Бой закончился. Безголовые трупы, точно срезанные колосья, лежали на рисовых полях. Созревшие злаки, тропинка, бежавшая от замка к дому родителей Сувадзю, – все вокруг тонуло в крови.

Вот и все, что чудесным образом уцелело в памяти мальчика.

Еще он помнил, как спустя несколько дней после того боя воины в замке готовились к смерти и прощались, со слезами на глазах протягивая друг к другу руки.

На этом рассказ Сувадзю прерывался. Он не назвал замок, но от слуг, которые тоже слышали эту историю, Тятя узнала, что речь, по всей вероятности, шла о падении крепости Ханно, что в Оиго, в 12-м году Тэнсё.[18]

Когда паренек говорил о седовласом воеводе, перед глазами Тяти само собой возникло лицо деда Хисамасы. А вооруженная мечом женщина, как истинный самурай вступившая в бой с врагами, представилась ей в образе дедовой наложницы – сильной коренастой тетки, которая неотлучно сопровождала его везде и всюду. Конечно, завоевание маленькой крепости из рассказа Сувадзю не могло иметь ничего общего с осадой и уничтожением замка Одани – размах не тот, но его рассказ впервые в жизни породил в душе девушки чувство реальности того, что произошло с ее близкими. Впервые она задумалась о том, что отцовский замок действительно был сожжен, а отзвуки жестокой битвы не приснились ей.

Горести, которые несет с собой война, равновелики для всех и каждого, независимо от того, сколь могущественны или незначительны ее участники, и трагическая история, услышанная из уст мальчика, почти ребенка, без сомнения, глубоко взволновала Тятю, неожиданно вернула ее в собственное детство.

Но и встреча с Сувадзю, и его печальная история произойдут гораздо позже, а пока что Тятя живет в замке Киёсу. Минуло совсем мало времени после кровавой драмы, разыгравшейся в Одани, и девочка еще не способна установить связь между видением адского пламени, поглотившего отцовскую крепость, и исчезновением ее близких. Для нее смерть деда, гибель отца, слухи об изрубленном в куски старшем брате – не более чем вымысел, досужий вздор.

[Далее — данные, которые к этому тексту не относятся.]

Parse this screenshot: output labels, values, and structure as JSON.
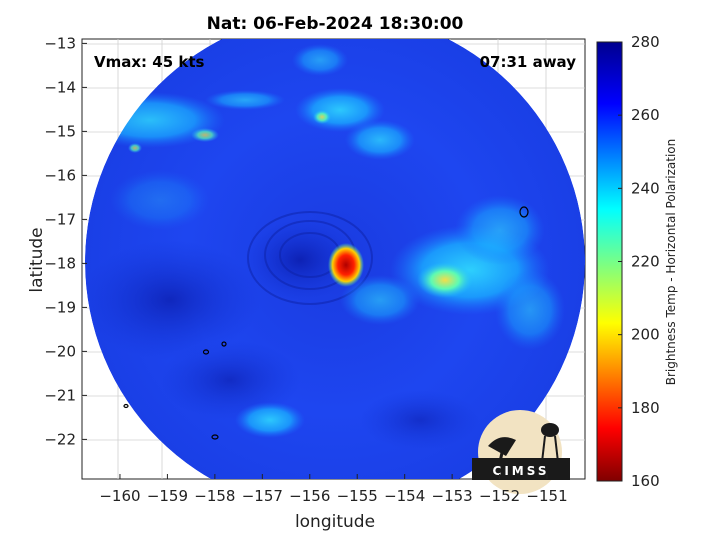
{
  "title": "Nat: 06-Feb-2024 18:30:00",
  "vmax_label": "Vmax: 45 kts",
  "away_label": "07:31 away",
  "chart_data": {
    "type": "heatmap",
    "title": "Nat: 06-Feb-2024 18:30:00",
    "xlabel": "longitude",
    "ylabel": "latitude",
    "xlim": [
      -160.8,
      -150.2
    ],
    "ylim": [
      -22.9,
      -12.9
    ],
    "x_ticks": [
      -160,
      -159,
      -158,
      -157,
      -156,
      -155,
      -154,
      -153,
      -152,
      -151
    ],
    "y_ticks": [
      -13,
      -14,
      -15,
      -16,
      -17,
      -18,
      -19,
      -20,
      -21,
      -22
    ],
    "grid": true,
    "colorbar": {
      "label": "Brightness Temp - Horizontal Polarization",
      "range": [
        160,
        280
      ],
      "ticks": [
        160,
        180,
        200,
        220,
        240,
        260,
        280
      ],
      "colormap": "jet"
    },
    "swath": {
      "center_lon": -155.5,
      "center_lat": -17.9,
      "shape": "circular"
    },
    "features": [
      {
        "name": "storm-core",
        "lon": -155.2,
        "lat": -18.0,
        "brightness_temp": 170
      },
      {
        "name": "rainband-east",
        "lon": -153.0,
        "lat": -18.4,
        "brightness_temp": 218
      },
      {
        "name": "rainband-northeast",
        "lon": -154.2,
        "lat": -15.1,
        "brightness_temp": 235
      },
      {
        "name": "cloud-north",
        "lon": -155.3,
        "lat": -14.7,
        "brightness_temp": 215
      },
      {
        "name": "cloud-northwest",
        "lon": -158.0,
        "lat": -15.1,
        "brightness_temp": 220
      },
      {
        "name": "cloud-southwest",
        "lon": -157.2,
        "lat": -21.7,
        "brightness_temp": 238
      }
    ]
  },
  "logo": {
    "text": "CIMSS"
  }
}
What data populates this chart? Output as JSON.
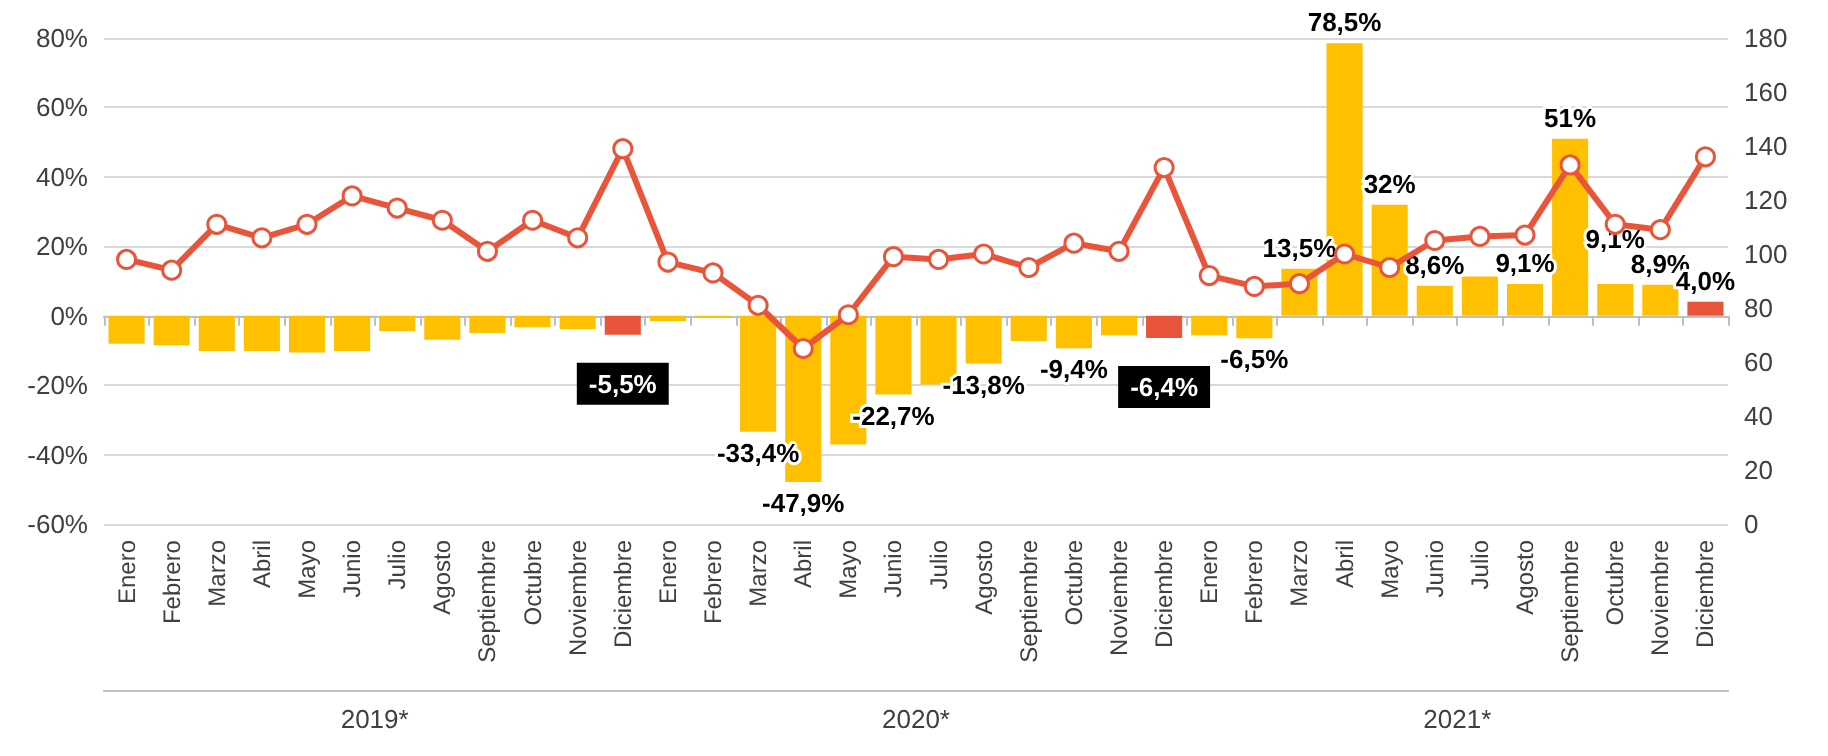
{
  "chart_data": {
    "type": "bar",
    "categories": [
      "Enero",
      "Febrero",
      "Marzo",
      "Abril",
      "Mayo",
      "Junio",
      "Julio",
      "Agosto",
      "Septiembre",
      "Octubre",
      "Noviembre",
      "Diciembre",
      "Enero",
      "Febrero",
      "Marzo",
      "Abril",
      "Mayo",
      "Junio",
      "Julio",
      "Agosto",
      "Septiembre",
      "Octubre",
      "Noviembre",
      "Diciembre",
      "Enero",
      "Febrero",
      "Marzo",
      "Abril",
      "Mayo",
      "Junio",
      "Julio",
      "Agosto",
      "Septiembre",
      "Octubre",
      "Noviembre",
      "Diciembre"
    ],
    "series": [
      {
        "color": "#ffc000",
        "values": [
          -8.1,
          -8.5,
          -10.2,
          -10.2,
          -10.6,
          -10.2,
          -4.4,
          -6.9,
          -5.0,
          -3.3,
          -3.8,
          -5.5,
          -1.5,
          -0.5,
          -33.4,
          -47.9,
          -37.1,
          -22.7,
          -19.8,
          -13.8,
          -7.3,
          -9.4,
          -5.6,
          -6.4,
          -5.6,
          -6.5,
          13.5,
          78.5,
          32,
          8.6,
          11.3,
          9.1,
          51,
          9.1,
          8.9,
          4.0
        ],
        "colors": [
          "#ffc000",
          "#ffc000",
          "#ffc000",
          "#ffc000",
          "#ffc000",
          "#ffc000",
          "#ffc000",
          "#ffc000",
          "#ffc000",
          "#ffc000",
          "#ffc000",
          "#e8553a",
          "#ffc000",
          "#ffc000",
          "#ffc000",
          "#ffc000",
          "#ffc000",
          "#ffc000",
          "#ffc000",
          "#ffc000",
          "#ffc000",
          "#ffc000",
          "#ffc000",
          "#e8553a",
          "#ffc000",
          "#ffc000",
          "#ffc000",
          "#ffc000",
          "#ffc000",
          "#ffc000",
          "#ffc000",
          "#ffc000",
          "#ffc000",
          "#ffc000",
          "#ffc000",
          "#e8553a"
        ],
        "value_labels": [
          null,
          null,
          null,
          null,
          null,
          null,
          null,
          null,
          null,
          null,
          null,
          "-5,5%",
          null,
          null,
          "-33,4%",
          "-47,9%",
          null,
          "-22,7%",
          null,
          "-13,8%",
          null,
          "-9,4%",
          null,
          "-6,4%",
          null,
          "-6,5%",
          "13,5%",
          "78,5%",
          "32%",
          "8,6%",
          null,
          "9,1%",
          "51%",
          "9,1%",
          "8,9%",
          "4,0%"
        ]
      },
      {
        "type": "line",
        "axis": "y2",
        "color": "#e8553a",
        "marker": "circle",
        "line_style": "solid",
        "values": [
          98,
          94,
          111,
          106,
          111,
          121.5,
          117,
          112.5,
          101,
          112.5,
          106,
          139,
          97,
          93,
          81,
          65,
          77.5,
          99,
          98,
          100,
          95,
          104,
          101,
          132,
          92,
          88,
          89,
          100,
          95,
          105,
          106.5,
          107,
          133,
          111,
          109,
          136
        ]
      }
    ],
    "ylim": [
      -60,
      80
    ],
    "yticks": [
      {
        "value": -60,
        "label": "-60%"
      },
      {
        "value": -40,
        "label": "-40%"
      },
      {
        "value": -20,
        "label": "-20%"
      },
      {
        "value": 0,
        "label": "0%"
      },
      {
        "value": 20,
        "label": "20%"
      },
      {
        "value": 40,
        "label": "40%"
      },
      {
        "value": 60,
        "label": "60%"
      },
      {
        "value": 80,
        "label": "80%"
      }
    ],
    "y2lim": [
      0,
      180
    ],
    "y2ticks": [
      0,
      20,
      40,
      60,
      80,
      100,
      120,
      140,
      160,
      180
    ],
    "annotations": [
      "2019*",
      "2020*",
      "2021*"
    ],
    "grid": "y"
  }
}
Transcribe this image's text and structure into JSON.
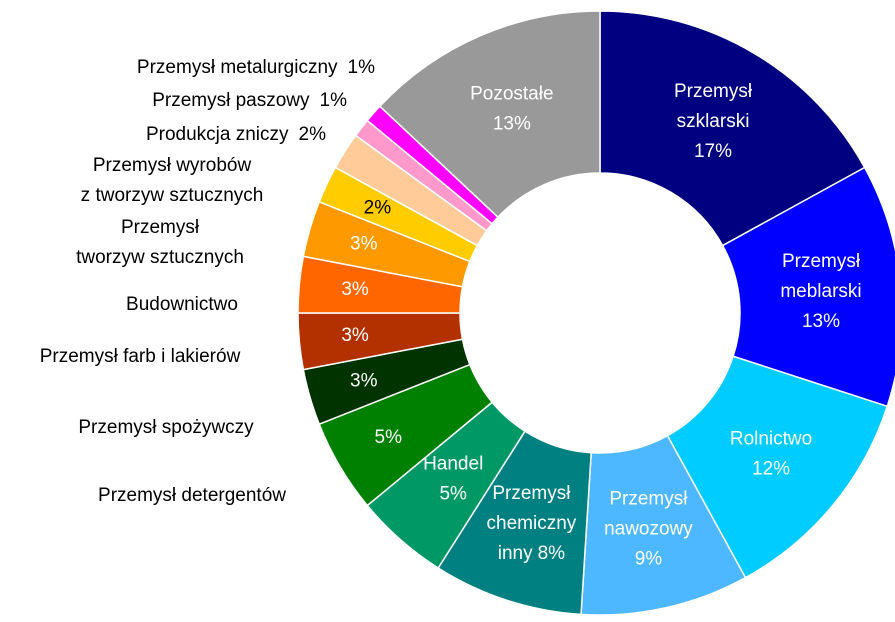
{
  "chart_data": {
    "type": "donut",
    "labels": [
      [
        "Przemysł",
        "szklarski"
      ],
      [
        "Przemysł",
        "meblarski"
      ],
      [
        "Rolnictwo"
      ],
      [
        "Przemysł",
        "nawozowy"
      ],
      [
        "Przemysł",
        "chemiczny",
        "inny"
      ],
      [
        "Handel"
      ],
      [
        "Przemysł detergentów"
      ],
      [
        "Przemysł spożywczy"
      ],
      [
        "Przemysł farb i lakierów"
      ],
      [
        "Budownictwo"
      ],
      [
        "Przemysł",
        "tworzyw sztucznych"
      ],
      [
        "Przemysł wyrobów",
        "z tworzyw sztucznych"
      ],
      [
        "Produkcja zniczy"
      ],
      [
        "Przemysł paszowy"
      ],
      [
        "Przemysł metalurgiczny"
      ],
      [
        "Pozostałe"
      ]
    ],
    "values": [
      17,
      13,
      12,
      9,
      8,
      5,
      5,
      3,
      3,
      3,
      3,
      2,
      2,
      1,
      1,
      13
    ],
    "value_labels": [
      "17%",
      "13%",
      "12%",
      "9%",
      "8%",
      "5%",
      "5%",
      "3%",
      "3%",
      "3%",
      "3%",
      "2%",
      "2%",
      "1%",
      "1%",
      "13%"
    ],
    "colors": [
      "#000080",
      "#0000ff",
      "#00ccff",
      "#4db8ff",
      "#008080",
      "#009966",
      "#008000",
      "#003300",
      "#b33000",
      "#ff6600",
      "#ff9900",
      "#ffcc00",
      "#ffcc99",
      "#ff99cc",
      "#ff00ff",
      "#999999"
    ]
  }
}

1-й год Тэнсё прошел быстро. Весной 2-го года О-Ити пригласила художника из Нагахамы и поручила ему написать портрет своего покойного супруга. Она хотела получить готовую работу к первой годовщине его смерти. Художник Нагамасу никогда не видел – ему предстояло руководствоваться указаниями О-Ити, сделать набросок по ее описанию, а затем уже приступить к созданию портрета. Но всякий раз, когда он приносил новый, исправленный вариант, к делу подключалась Тятя и сыпала замечаниями: то рот не похож, то у глаз не такое выражение.

С беспримерным терпением художник метался между замком и мастерской, тащил заказчицам переделанную работу, твердо веря, что уж на сей-то раз сходство достигнуто, но беднягу день за днем отправляли обратно. За время этих творческих исканий Тятя начала догадываться, почему на портрете образ отца столь далек от того, который сохранился в ее детской душе: потому что у них с матерью остались совершенно разные представления о Нагамасе. Мать требовала запечатлеть привычный облик мужа, его знакомый ласковый взгляд, тогда как сердцу дочери был любезен тот сумрачный вид, который, бывало, напускал на себя отец в минуты дурного расположения духа.

– Ну вот что, Тятя, больше ни слова, – в конце концов не выдержала госпожа О-Ити. – Если художник будет следовать твоим советам, портрет твоего отца превратится в портрет деда.

После этого Тятя прикусила язычок и за дальнейшей работой над эскизом наблюдала в молчании. Мать была права. Единственное выражение отцовского лица, которое она, Тятя, действительно любила, он перенял от Хисамасы – выражение непреклонной воли. А мать Хисамасу ненавидела, поскольку считала его истинным виновником гибели клана.